Il y a 40 ans, le 28 octobre 1965 les Pères du Concile Vatican II adoptaient la ” Déclaration sur les relations de Église avec les religions non chrétiennes “. Eclairage.
Bref historique
Le 28 octobre 1965 les Pères du Concile Vatican II adoptaient la ” Déclaration sur les relations de Église avec les religions non chrétiennes ” dont le dernier paragraphe, le n°4, est consacré aux relations avec le peuple Juif. La quasi unanimité du vote des membres de l’Assemblée en faveur de ce texte (2221 placet, 88 non placet) pourrait donner à penser aujourd’hui qu’une telle déclaration allait de soi.
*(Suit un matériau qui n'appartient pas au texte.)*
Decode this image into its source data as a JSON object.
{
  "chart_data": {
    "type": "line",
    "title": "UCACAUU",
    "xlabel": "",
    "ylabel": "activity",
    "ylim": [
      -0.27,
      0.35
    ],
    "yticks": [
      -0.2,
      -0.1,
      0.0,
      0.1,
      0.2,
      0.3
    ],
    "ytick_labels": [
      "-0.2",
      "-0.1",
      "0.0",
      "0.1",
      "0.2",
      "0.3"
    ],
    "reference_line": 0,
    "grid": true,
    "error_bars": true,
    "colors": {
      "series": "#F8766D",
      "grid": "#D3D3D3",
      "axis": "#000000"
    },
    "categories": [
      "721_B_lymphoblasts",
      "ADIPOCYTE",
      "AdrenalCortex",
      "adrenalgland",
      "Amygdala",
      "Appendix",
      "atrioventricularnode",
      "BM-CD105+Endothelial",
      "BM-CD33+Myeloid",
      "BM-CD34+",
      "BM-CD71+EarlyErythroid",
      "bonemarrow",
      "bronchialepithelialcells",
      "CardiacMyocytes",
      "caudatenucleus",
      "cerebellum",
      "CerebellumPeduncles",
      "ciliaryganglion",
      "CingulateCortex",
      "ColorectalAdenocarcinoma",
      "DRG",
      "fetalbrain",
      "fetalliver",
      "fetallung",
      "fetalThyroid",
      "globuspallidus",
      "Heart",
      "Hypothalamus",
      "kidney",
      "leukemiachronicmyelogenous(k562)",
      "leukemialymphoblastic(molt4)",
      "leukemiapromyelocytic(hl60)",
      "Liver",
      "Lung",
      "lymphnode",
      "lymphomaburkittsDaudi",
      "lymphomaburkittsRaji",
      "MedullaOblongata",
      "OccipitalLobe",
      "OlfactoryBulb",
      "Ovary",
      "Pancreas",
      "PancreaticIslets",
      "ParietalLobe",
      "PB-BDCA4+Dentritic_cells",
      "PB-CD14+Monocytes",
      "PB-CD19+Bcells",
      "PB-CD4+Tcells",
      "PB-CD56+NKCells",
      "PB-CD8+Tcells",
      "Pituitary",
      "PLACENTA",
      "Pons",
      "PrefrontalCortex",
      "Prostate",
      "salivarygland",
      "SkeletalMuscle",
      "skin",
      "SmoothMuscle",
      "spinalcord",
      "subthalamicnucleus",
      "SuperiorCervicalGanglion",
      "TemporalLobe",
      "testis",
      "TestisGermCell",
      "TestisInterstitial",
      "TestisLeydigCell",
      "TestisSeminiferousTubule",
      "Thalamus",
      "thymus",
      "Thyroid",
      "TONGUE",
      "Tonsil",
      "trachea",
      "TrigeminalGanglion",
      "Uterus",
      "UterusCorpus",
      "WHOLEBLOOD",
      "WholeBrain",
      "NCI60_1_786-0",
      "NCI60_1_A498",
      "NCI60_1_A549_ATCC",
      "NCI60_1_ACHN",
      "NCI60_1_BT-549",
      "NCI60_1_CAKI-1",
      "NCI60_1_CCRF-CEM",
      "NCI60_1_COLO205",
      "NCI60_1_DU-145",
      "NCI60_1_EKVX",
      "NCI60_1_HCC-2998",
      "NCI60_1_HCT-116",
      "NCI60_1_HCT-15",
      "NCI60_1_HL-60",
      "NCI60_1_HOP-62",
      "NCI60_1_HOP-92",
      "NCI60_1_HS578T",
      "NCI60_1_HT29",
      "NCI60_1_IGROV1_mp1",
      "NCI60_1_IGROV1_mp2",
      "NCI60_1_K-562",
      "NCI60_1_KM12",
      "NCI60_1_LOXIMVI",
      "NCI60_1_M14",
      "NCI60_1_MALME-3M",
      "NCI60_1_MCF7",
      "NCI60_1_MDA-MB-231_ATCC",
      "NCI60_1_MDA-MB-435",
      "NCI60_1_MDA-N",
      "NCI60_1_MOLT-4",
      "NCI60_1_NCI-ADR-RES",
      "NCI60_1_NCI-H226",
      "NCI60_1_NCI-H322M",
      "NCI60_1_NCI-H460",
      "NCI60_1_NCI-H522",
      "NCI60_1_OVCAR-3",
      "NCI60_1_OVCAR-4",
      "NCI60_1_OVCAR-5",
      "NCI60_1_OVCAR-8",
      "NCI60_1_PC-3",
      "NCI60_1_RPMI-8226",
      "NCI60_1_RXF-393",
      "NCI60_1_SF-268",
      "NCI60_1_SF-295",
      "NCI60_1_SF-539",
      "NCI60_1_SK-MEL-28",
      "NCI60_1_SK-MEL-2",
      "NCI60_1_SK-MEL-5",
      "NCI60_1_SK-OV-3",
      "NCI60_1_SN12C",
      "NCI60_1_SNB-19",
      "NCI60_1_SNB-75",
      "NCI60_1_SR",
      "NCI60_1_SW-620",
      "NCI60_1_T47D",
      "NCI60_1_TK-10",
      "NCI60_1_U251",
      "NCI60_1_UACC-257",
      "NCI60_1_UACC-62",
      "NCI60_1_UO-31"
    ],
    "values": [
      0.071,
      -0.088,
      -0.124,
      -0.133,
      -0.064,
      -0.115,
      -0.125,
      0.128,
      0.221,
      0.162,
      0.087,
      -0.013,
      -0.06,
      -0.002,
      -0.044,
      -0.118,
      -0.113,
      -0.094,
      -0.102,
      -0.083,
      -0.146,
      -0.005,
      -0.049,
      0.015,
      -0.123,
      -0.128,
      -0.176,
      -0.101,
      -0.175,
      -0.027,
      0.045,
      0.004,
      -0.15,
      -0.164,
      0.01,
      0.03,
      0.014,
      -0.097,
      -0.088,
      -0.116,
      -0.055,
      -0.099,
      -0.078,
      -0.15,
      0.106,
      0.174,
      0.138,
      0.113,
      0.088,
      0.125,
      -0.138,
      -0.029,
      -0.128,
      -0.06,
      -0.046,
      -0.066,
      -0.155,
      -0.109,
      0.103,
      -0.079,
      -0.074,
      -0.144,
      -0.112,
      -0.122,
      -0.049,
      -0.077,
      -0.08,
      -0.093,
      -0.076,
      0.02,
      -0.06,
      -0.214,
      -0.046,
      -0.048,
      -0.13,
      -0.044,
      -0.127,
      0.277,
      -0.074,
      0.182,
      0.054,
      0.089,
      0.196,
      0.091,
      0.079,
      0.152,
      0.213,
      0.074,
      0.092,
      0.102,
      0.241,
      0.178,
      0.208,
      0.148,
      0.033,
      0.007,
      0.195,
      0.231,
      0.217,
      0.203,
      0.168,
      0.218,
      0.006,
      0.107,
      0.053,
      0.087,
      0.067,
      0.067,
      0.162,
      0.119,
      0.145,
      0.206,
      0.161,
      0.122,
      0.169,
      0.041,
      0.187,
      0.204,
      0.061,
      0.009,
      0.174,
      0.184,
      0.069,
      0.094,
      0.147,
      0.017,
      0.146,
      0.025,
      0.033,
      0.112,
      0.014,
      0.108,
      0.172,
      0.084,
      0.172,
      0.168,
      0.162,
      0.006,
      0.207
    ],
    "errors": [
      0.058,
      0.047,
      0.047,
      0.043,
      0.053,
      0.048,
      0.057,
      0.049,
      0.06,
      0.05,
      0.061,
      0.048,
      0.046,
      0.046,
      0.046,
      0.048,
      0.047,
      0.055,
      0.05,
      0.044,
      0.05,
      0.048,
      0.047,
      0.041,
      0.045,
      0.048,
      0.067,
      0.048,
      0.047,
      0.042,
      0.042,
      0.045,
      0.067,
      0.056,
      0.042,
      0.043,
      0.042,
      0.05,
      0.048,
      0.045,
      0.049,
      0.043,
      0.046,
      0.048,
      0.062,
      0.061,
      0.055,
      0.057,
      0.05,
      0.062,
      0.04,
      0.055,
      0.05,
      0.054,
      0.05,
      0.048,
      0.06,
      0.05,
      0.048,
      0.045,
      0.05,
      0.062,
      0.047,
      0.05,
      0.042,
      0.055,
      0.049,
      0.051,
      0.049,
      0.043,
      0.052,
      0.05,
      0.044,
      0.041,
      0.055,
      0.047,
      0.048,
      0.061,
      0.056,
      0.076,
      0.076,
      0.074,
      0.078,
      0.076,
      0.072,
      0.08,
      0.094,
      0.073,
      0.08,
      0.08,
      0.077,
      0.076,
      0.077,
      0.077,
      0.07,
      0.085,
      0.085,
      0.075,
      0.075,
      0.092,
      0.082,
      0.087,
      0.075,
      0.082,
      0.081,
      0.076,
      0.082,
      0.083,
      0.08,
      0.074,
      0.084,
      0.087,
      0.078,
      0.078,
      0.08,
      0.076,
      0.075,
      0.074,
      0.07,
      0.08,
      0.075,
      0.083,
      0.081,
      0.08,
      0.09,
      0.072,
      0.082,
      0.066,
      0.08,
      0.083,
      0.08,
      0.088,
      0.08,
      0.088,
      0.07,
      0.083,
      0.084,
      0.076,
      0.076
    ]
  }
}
Cet exceptionnel résultat ne fut pourtant acquis qu’au prix de très difficiles discussions au sein des instances préparatoires et de débats délicats dans les Assemblées elles mêmes. On en a recensé plus de sept versions et bien que le premier texte fut préparé avant l’ouverture du concile, le document ne fut définitivement acquis qu’à la dernière session.
A l’origine, il faut le rappeler, la décision de mettre en chantier cette réflexion provient de l’initiative personnelle du Pape Jean XXIII et il n’était envisagé au départ qu’un document concernant les relations de l’Église avec le peuple Juif. Aucune instance épiscopale n’en avait fait la demande auprès de la commission préparatoire du concile, même si certains évêques ou experts pensaient qu’après la guerre et ce qu’on n’appelait pas encore la Shoah il était inconcevable de ne rien dire de l’antisémitisme, et qu’il fallait s’interroger de ce fait sur l’influence de la longue histoire de l’antijudaïsme sur les consciences chrétiennes pendant le conflit.
Aussi le projet de Jean XXIII, élaboré sous la responsabilité du Cardinal Bea, rencontra-t-il d’emblée une très vive opposition et à un très haut niveau des instances ecclésiales. Oppositions de nature diverse : de la part des églises chrétiennes minoritaires d’Orient qui en craignaient les retombées politiques dans le contexte précaire où elles vivaient, opposition attisée jusqu’à la fin par les états Arabes eux-mêmes. Opposition plus surprenante mais révélatrice du poids de l’histoire de formes variés d’antijudaïsme chrétien allant jusqu’à rejoindre les craintes d’une emprise judéo-maçonnique hostile à l’Église et enfin ce qui était plus difficile, une question dramatique : comment surmonter la lecture de nombreux passages du Nouveau Testament marqués par l’interprétation antijuive qu’en avaient fait les Pères de l’Église
C’est pourquoi il apparut à de nombreux Pères qu’il était nécessaire d’élargir le projet à une déclaration sur les religions non chrétiennes tout en demeurant très réservés quant à sa dimension et à la place où il fallait la situer. Dans la constitution sur l’Église, dans le décret sur l’cuménisme ? On mesure dans ces hésitations la difficulté théologique.
La portée théologique de cette déclaration
Quand on regarde le résultat aujourd’hui, la première phrase surtout du n°4, on mesure son importance théologique. On ne peut pas la lire dans toute sa profondeur si l’on oublie le renouveau ecclésiologique marqué dès le 1er chapitre de Lumen Gentium : ” le Mystère de l’Église “. On ne peut pas comprendre l’absence dans les notes de toute référence aux Pères de l’Église si on oublie les précisions exceptionnelles apportées par la Constitution Dei Verbum sur les rapports entre Ecriture et Tradition.
Aussi, bien que ce ne soit qu’une déclaration, et non pas une constitution, ni un décret, il devrait être évident qu’il s’agit bien d’un renouvellement du regard théologique commun de l’Église sur le peuple Juif dont la portée est certes pastorale, mais dont le fondement est théologique.
C’est pourquoi Jean-Paul II dira le 15 février 1985 aux représentants de l’American Jewish Committee “Je souhaite confirmer avec la plus extrême conviction que l’enseignement de l’Église proclamé durant le concile Vatican II par la déclaration Nostra Ætate [ ] demeure toujours pour nous, pour l’Église catholique, pour l’épiscopat et pour le pape, un enseignement qui doit être suivi, un enseignement qu’il est nécessaire d’accepter, non seulement comme une chose convenable mais beaucoup plus comme une expression de la foi, comme une inspiration de l’Esprit Saint, comme une parole de la sagesse divine ” (Documentation Catholique N° 1893, 1985). C’est aussi pourquoi lors de sa visite inoubliable à la synagogue de Rome en 1986 il osera dire “La religion juive ne nous est pas ” extrinsèque “, elle est ” intrinsèque ” à notre religion. Nous avons donc à son égard des rapports que nous n’avons avec aucune autre religion. Vous êtes nos frères préférés et dans un certain sens on pourrait dire nos frères aînés ” (Synagogue de Rome 13 avril 1986).